How HDL fits with ApoB (and why this matters)
As discussed in the prior post, ApoB reflects the number of cholesterol-carrying particles that can enter the artery wall and drive plaque formation.
This relationship is important to understand clearly:
A high HDL level does not cancel out risk from elevated ApoB
Improving HDL does not offset exposure to ApoB-containing particles
HDL can provide helpful context, but ApoB is far more directly tied to atherosclerosis and cardiovascular risk.
Both matter, but they play very different roles.
Common Question: How do you improve HDL?
Because HDL is a marker of metabolic health, it often improves through:
Vigorous physical activity: One of the few ways to reliably increase HDL-C.
Replacing refined carbs with healthy fats: Improving insulin sensitivity.
Smoking cessation: Which directly impacts HDL function.
Looking ahead
Many of the behaviors that consistently reduce cardiovascular risk—certain dietary patterns, regular physical activity, and improved metabolic health—also tend to be associated with higher HDL levels. That overlap is not accidental, but it does not mean HDL itself is the mechanism driving benefit.

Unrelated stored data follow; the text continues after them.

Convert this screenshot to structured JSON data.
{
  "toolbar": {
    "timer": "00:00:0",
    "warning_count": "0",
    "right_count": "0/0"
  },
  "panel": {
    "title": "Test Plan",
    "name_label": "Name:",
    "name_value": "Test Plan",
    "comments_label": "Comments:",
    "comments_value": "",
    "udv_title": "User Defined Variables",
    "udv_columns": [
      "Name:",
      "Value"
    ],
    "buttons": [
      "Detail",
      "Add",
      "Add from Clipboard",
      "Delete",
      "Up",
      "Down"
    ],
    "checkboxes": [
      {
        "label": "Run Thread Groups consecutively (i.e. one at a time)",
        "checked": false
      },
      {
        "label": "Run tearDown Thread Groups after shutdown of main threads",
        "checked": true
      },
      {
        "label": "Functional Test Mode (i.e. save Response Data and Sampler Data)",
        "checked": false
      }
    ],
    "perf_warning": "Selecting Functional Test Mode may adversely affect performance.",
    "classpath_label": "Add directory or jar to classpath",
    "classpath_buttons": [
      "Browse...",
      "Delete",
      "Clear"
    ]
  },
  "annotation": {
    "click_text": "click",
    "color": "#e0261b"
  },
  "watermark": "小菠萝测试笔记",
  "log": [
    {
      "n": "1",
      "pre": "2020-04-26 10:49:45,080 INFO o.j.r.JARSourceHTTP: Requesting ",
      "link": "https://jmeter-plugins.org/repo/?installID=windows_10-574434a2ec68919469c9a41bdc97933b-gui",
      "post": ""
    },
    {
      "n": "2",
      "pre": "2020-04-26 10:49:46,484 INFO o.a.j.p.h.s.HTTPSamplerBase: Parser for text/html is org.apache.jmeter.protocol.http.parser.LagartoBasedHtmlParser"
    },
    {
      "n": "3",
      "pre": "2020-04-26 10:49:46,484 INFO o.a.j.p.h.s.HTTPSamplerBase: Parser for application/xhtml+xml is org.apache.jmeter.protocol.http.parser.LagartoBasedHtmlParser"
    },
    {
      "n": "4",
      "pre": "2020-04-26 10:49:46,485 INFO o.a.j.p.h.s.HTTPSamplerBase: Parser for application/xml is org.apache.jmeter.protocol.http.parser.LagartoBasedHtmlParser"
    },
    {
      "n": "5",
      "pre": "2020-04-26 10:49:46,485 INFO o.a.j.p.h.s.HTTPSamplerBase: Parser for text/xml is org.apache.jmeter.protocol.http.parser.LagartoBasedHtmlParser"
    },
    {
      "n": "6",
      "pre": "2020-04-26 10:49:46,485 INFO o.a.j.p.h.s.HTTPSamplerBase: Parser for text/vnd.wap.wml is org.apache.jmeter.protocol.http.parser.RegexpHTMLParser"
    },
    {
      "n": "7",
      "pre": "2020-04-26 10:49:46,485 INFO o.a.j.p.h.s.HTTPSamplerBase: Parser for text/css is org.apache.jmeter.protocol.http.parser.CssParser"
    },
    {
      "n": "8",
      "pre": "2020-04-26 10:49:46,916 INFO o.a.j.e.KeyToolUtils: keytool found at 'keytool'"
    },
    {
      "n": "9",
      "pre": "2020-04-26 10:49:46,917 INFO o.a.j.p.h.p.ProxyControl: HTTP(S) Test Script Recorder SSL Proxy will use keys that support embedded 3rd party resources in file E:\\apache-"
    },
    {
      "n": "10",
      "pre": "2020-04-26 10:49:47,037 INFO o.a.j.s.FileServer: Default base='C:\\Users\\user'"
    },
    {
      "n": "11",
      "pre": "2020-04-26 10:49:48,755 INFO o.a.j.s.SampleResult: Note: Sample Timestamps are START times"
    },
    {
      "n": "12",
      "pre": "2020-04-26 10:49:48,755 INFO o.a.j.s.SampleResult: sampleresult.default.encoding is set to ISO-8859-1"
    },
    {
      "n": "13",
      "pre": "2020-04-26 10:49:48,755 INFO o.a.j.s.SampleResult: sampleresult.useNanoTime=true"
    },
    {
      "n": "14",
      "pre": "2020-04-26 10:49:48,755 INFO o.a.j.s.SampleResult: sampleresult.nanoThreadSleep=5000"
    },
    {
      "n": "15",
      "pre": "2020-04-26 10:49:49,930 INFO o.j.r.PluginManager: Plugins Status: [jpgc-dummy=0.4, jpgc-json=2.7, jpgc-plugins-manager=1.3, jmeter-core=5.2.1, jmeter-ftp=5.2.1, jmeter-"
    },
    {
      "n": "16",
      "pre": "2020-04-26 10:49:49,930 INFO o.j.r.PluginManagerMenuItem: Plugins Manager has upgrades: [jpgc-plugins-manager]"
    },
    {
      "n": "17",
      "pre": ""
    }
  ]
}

In upcoming posts, we’ll focus directly on those behaviors and why they matter for long-term cardiovascular risk, rather than on trying to manipulate any single lab value.
A reassuring perspective
A low HDL number is not a diagnosis.
A high HDL number is not immunity.
HDL is one piece of a larger picture that includes particle burden, metabolic health, inflammation, blood pressure, physical fitness, and genetics.
Modern preventive and longevity medicine moves beyond “good” and “bad” labels and focuses instead on what truly drives disease risk—and what can meaningfully change it.
Understanding HDL is not about chasing a number.
It is about asking better questions.